Russia has agreed to an extension of just 60 days for the Black Sea Corridor deal, which permits Ukraine to export grain by sea from three named ports via a narrow corridor in the Black Sea to Istanbul. When the vessels carrying the grain reach the north side of Istanbul, they have to be inspected by a Joint Coordination Centre set up by the UN, Turkiye, Russia and Ukraine.

The first extension to the deal, brokered by the UN and Turkiye last July, was announced in November 2022 and was for 120 days. Ukraine had hoped that the new extension would be for longer (a year) and would add an additional port. The November extension was scheduled to expire on March 18th.

The UN did not comment on the restricted nature of the extension, stating only that “the continuation of the Black Sea Grain Initiative is crucial for global food security, as grain and fertilizer prices and availability have not returned to pre-war levels, causing hardship particularly in developing countries”.

Negotiations had begun between UN officials and Russian Deputy Foreign Minister Sergei Vershinin and took only a day.

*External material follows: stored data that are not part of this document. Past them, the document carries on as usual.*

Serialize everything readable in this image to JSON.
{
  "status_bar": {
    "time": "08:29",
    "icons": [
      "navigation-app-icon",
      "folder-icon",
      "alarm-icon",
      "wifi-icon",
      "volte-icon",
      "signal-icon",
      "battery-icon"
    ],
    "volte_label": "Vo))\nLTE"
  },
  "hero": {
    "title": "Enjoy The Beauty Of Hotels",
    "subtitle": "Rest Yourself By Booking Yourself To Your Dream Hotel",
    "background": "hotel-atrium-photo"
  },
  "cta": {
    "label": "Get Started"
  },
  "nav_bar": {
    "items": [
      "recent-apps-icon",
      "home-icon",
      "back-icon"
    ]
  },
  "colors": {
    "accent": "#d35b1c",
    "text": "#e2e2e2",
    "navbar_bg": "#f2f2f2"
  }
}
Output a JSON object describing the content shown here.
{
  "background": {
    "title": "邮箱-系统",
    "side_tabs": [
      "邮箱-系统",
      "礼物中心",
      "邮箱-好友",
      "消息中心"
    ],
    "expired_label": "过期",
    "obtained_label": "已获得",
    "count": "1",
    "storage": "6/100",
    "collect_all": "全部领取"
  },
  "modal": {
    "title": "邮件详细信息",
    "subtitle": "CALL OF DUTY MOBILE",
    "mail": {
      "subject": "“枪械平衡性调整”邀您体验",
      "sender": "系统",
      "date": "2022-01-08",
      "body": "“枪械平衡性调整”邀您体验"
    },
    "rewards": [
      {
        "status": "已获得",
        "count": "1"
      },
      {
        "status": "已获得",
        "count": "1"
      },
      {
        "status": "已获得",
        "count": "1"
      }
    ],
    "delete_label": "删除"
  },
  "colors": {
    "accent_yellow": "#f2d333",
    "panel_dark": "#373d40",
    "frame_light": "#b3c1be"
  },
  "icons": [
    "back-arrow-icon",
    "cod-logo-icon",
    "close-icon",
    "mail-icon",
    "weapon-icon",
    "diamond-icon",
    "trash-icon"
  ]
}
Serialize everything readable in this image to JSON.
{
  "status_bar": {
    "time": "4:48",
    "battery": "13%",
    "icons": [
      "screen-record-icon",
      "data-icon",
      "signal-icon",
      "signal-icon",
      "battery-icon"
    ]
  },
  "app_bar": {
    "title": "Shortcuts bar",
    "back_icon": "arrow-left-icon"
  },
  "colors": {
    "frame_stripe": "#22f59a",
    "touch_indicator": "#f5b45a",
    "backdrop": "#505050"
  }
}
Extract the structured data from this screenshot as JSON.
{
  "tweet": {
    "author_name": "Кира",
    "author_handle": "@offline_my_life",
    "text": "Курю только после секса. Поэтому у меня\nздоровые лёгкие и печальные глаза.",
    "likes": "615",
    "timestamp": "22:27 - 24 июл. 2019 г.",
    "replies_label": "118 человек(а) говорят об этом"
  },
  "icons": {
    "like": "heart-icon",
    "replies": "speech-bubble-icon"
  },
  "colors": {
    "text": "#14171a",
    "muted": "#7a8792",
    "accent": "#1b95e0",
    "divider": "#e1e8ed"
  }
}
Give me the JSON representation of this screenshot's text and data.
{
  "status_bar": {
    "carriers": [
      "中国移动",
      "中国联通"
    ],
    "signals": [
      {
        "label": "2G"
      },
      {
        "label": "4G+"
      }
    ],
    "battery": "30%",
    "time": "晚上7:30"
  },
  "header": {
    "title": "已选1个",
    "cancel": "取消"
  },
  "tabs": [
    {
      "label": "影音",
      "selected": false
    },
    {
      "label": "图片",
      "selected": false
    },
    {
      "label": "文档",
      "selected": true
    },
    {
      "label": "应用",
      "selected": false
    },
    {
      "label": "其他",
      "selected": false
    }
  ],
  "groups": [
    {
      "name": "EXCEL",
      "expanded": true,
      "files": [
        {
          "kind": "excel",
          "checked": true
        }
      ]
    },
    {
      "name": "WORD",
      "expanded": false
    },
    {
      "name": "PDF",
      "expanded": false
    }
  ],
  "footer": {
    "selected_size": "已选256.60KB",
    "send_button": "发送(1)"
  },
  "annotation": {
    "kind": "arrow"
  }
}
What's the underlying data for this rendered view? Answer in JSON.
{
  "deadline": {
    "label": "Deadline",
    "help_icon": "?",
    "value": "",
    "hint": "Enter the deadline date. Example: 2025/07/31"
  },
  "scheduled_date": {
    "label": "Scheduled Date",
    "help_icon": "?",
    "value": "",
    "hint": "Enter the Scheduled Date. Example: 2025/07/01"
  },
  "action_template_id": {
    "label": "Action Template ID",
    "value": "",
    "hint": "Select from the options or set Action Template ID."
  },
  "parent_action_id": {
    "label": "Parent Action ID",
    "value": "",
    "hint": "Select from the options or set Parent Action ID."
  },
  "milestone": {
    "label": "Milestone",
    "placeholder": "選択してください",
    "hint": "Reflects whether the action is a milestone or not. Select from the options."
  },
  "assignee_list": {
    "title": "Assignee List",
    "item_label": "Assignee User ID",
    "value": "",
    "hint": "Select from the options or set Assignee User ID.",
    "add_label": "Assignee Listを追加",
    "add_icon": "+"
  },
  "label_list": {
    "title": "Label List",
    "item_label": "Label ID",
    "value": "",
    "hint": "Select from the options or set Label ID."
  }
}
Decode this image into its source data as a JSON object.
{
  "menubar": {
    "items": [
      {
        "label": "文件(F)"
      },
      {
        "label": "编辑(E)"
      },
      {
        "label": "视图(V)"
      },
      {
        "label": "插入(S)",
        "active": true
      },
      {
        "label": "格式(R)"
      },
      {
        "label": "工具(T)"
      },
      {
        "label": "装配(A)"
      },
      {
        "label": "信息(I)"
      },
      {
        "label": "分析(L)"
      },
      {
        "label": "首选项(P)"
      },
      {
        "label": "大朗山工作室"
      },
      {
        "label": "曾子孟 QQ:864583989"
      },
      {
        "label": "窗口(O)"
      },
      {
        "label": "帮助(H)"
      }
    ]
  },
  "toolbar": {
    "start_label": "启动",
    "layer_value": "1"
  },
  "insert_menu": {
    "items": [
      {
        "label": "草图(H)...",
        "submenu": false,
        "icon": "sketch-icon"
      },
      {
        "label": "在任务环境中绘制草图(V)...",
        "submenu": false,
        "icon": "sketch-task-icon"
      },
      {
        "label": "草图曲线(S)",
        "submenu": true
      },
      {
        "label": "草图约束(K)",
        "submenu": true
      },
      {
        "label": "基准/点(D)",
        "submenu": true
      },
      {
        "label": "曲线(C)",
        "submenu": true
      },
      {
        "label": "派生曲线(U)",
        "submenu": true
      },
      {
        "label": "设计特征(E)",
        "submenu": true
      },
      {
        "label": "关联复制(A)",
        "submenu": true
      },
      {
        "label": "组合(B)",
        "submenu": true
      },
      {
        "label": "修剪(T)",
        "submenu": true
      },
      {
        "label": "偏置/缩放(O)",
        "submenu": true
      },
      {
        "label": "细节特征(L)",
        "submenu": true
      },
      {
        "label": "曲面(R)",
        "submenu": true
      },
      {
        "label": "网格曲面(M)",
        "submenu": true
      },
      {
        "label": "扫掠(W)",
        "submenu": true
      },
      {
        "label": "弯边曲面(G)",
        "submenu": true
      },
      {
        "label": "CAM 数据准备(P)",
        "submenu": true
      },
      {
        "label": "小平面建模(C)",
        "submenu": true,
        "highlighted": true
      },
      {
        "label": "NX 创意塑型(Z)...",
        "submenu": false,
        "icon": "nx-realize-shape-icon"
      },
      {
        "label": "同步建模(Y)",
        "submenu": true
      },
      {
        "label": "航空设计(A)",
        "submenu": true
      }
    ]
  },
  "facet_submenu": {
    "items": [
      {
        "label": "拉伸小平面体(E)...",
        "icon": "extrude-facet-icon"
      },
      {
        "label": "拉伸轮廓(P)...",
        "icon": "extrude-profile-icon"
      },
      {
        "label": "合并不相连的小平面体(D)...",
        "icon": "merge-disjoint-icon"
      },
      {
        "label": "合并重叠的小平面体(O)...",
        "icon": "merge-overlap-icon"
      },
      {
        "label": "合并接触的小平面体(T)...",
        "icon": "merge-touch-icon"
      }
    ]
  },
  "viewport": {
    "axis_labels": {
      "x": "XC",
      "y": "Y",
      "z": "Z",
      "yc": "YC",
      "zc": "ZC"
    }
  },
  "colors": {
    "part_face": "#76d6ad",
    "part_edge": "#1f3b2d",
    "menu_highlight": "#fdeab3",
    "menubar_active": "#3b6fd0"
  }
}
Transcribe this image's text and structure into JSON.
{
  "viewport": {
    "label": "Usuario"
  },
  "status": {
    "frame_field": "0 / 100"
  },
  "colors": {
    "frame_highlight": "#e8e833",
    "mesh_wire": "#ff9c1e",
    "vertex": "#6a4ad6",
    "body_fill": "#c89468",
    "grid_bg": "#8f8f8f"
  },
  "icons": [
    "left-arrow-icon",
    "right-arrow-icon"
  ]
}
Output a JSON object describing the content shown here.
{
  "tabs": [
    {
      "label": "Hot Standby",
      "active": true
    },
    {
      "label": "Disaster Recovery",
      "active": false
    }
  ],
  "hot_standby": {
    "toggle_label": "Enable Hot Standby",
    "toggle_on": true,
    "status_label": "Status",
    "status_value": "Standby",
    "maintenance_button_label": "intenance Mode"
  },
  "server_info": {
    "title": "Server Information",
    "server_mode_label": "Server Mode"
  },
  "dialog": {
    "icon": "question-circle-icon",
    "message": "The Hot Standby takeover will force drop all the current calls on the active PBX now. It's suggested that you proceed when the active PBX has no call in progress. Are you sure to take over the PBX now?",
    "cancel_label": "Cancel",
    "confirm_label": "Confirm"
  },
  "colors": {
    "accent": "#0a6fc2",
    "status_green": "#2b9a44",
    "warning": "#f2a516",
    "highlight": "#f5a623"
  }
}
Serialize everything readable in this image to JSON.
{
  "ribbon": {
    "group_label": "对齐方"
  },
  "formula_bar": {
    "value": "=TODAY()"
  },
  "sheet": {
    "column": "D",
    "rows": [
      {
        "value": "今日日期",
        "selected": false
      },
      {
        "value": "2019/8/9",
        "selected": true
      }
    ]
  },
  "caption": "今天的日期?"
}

UN trade official Rebeca Grynspan and aid chief Martin Griffiths also took part in the talks.

Russian officials have argued that, although the country’s agricultural exports have not explicitly been sanctioned by the West, the sanctions on Russian payments, logistics and access to insurance have created a virtually insurmountable barrier for grain and fertilizer exports. Russia has also pointed out that, while the promise had been that Ukrainian grain would head for the developing nations of the global south, in fact the majority of the exports from the Ukrainian ports had ended up in Western Europe or China.